Another rising concern is getting care for veterans with post-traumatic stress disorder (PTSD) when their benefits claim is still being processed.

"Usually, when we file a claim, we have a veteran who has a diagnosis for a condition, but PTSD is different," Jones contended. "Most veterans can get into the VA to see a social worker and can get assigned to group counseling fairly quickly. Most can see a psychiatrist within three to four months for an initial exam, but within the 12 to 18 months that a service-connected claim takes to adjudicate, the veteran is still left without a diagnosis for PTSD because the wait times prohibit the doctor from seeing the patient often enough to provide a definitive diagnosis of any mental health."

Because no diagnosis exists, the Veterans Benefits Administration must deny the claim for service connection, Jones said, adding that seeing private psychologists is a financial burden for most veterans.

Rep. Ginny Brown-Waite (R., Fla.), whose proposed bill, H.R. 92, the "Veterans Timely Access To Health Care Act," would require VA to reimburse veterans for care at non-VA facilities if VA is unable to furnish the patient with an appointment within 90 days, asked Jones whether such a measure would be a good or bad idea from her point of view.
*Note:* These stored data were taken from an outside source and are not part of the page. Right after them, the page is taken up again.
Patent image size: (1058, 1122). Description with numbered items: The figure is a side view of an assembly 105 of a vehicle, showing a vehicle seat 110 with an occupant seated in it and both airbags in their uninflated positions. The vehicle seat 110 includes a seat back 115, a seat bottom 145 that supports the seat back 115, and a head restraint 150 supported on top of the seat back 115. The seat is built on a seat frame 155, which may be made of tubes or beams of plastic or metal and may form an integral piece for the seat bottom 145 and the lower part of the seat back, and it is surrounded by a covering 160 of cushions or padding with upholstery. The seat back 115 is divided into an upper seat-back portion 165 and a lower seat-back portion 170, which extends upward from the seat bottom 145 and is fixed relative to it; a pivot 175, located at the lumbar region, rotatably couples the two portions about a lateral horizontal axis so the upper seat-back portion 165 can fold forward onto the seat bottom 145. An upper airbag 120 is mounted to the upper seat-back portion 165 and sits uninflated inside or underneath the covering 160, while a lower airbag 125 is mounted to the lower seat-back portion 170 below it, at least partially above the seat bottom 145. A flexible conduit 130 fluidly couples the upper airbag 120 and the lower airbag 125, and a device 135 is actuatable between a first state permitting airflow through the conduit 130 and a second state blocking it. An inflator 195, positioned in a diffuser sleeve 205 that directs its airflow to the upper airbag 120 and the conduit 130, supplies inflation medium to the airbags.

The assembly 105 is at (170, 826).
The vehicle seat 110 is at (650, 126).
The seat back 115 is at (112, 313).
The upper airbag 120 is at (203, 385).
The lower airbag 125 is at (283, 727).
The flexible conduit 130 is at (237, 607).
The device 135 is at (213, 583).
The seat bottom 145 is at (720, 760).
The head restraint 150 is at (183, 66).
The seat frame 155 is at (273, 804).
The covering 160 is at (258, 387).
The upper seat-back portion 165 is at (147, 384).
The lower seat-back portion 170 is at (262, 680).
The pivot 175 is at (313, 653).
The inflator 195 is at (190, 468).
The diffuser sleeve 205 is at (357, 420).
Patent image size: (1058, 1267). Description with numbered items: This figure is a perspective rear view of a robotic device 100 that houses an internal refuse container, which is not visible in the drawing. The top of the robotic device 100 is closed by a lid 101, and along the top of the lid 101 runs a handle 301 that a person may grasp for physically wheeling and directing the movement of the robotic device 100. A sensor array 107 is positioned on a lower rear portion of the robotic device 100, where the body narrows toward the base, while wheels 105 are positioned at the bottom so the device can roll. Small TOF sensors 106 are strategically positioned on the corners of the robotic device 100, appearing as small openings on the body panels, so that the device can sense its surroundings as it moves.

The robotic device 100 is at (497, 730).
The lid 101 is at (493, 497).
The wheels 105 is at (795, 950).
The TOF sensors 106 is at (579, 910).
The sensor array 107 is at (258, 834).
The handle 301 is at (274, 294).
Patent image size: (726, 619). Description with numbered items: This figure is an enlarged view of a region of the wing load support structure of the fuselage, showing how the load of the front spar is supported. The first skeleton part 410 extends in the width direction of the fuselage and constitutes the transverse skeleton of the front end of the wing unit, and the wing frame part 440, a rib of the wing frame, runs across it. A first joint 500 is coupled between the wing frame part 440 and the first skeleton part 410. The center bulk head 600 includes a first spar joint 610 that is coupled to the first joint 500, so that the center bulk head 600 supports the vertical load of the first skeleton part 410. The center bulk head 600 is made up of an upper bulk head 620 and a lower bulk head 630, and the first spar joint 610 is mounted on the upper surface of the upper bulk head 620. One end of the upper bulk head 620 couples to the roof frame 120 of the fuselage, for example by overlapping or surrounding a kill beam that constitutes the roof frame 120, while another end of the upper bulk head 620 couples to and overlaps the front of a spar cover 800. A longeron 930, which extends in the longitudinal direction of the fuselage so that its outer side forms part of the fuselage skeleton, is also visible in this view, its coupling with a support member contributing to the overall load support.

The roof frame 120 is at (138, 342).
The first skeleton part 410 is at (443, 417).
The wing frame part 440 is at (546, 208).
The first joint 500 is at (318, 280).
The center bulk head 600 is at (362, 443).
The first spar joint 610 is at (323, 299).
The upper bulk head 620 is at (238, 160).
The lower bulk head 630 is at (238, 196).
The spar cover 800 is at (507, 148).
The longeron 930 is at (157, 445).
"I have to say that it’s encouraging to think we’re looking outside of the box," Jones said. "For me, the possibility to use outside physicians might be a good idea. These are outside physicians who would treat veterans eventually, anyway, [and they] might get some training on treating [veterans] right now. Most don’t even ask [their patients], ‘Are you a veteran?’"

Rep. Brown-Waite stressed that she was not seeking to privatize any part of VA care with her legislation, but argued, "Care not rendered in an expeditious manner is not quality care."

The bill is still awaiting action in the House VA Committee.